= Joshua Zeitlin =

Russian rabbinical scholar and philanthropist

Joshua Zeitlin (1742 in Shklov, Belarus - August 18, 1822, in Kherson, Novorossiya) was a Russian rabbinical scholar and philanthropist. He was a pupil of the Talmudist Rabbi Aryeh Leib ben Asher Gunzberg, who was the author of Sha'agat Aryeh. Being an expert in political economics, he maintained close relations with Prince Potemkin, the favorite of Catherine the Great. During the Turko-Russian war, Zeitlin furnished the Russian army with various supplies, and managed that business so well that afterwards, he was appointed as Imperial Court Councillor.

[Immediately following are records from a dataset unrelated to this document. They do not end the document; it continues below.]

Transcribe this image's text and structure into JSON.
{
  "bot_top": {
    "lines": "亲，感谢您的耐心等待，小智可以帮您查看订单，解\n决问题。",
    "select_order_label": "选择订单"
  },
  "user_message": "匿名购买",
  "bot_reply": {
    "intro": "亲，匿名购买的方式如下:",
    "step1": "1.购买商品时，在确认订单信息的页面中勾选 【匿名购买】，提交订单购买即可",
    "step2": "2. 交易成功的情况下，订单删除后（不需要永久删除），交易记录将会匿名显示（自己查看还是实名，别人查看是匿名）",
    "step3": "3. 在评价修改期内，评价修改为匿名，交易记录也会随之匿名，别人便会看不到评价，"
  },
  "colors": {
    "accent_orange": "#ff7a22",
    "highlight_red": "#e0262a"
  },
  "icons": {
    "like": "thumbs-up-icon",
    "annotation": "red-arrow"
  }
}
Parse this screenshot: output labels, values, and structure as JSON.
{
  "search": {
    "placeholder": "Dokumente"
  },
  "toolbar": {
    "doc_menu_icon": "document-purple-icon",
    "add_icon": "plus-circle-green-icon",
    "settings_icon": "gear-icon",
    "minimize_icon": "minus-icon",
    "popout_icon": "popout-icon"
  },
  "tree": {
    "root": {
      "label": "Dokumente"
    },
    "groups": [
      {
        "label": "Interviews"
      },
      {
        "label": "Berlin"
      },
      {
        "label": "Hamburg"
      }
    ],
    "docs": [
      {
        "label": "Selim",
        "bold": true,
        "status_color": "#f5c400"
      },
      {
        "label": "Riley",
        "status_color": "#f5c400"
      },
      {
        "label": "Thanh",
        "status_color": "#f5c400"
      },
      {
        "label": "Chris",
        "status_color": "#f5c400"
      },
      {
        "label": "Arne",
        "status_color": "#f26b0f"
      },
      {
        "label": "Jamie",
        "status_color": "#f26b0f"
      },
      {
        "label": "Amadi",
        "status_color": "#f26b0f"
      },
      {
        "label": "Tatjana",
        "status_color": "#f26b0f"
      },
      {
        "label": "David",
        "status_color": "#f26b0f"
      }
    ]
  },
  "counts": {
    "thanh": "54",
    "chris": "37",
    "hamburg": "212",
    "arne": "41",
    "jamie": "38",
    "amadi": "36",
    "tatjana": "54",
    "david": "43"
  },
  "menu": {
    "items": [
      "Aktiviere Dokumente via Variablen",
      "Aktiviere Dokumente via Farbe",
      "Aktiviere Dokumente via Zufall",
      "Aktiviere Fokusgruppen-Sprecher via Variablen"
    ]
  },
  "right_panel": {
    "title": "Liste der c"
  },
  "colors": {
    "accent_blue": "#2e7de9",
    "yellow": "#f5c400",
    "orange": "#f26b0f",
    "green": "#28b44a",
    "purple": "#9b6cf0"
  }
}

After retiring from business in the civil rank of court councillor, Zeitlin resided on his estate, Ustzia, where he was occasionally consulted by rabbis. He rendered financial assistance to many Talmudists and scholars, and supported a local beit midrash, in which many Jewish scholars were provided for, so that they could pursue their studies full-time. Some of the scholars who benefited from his generosity were: Rabbi Nahum, author of Tosafot Bikkurim; Mendel Lepin, author of Cheshbon ha-Nefesh; and the physician Baruch Schick. Zeitlin was the author of annotations to the Sefer Mitzwot Katan, that were printed with the text (Kopys, 1820), and supplemented by some of his responsa.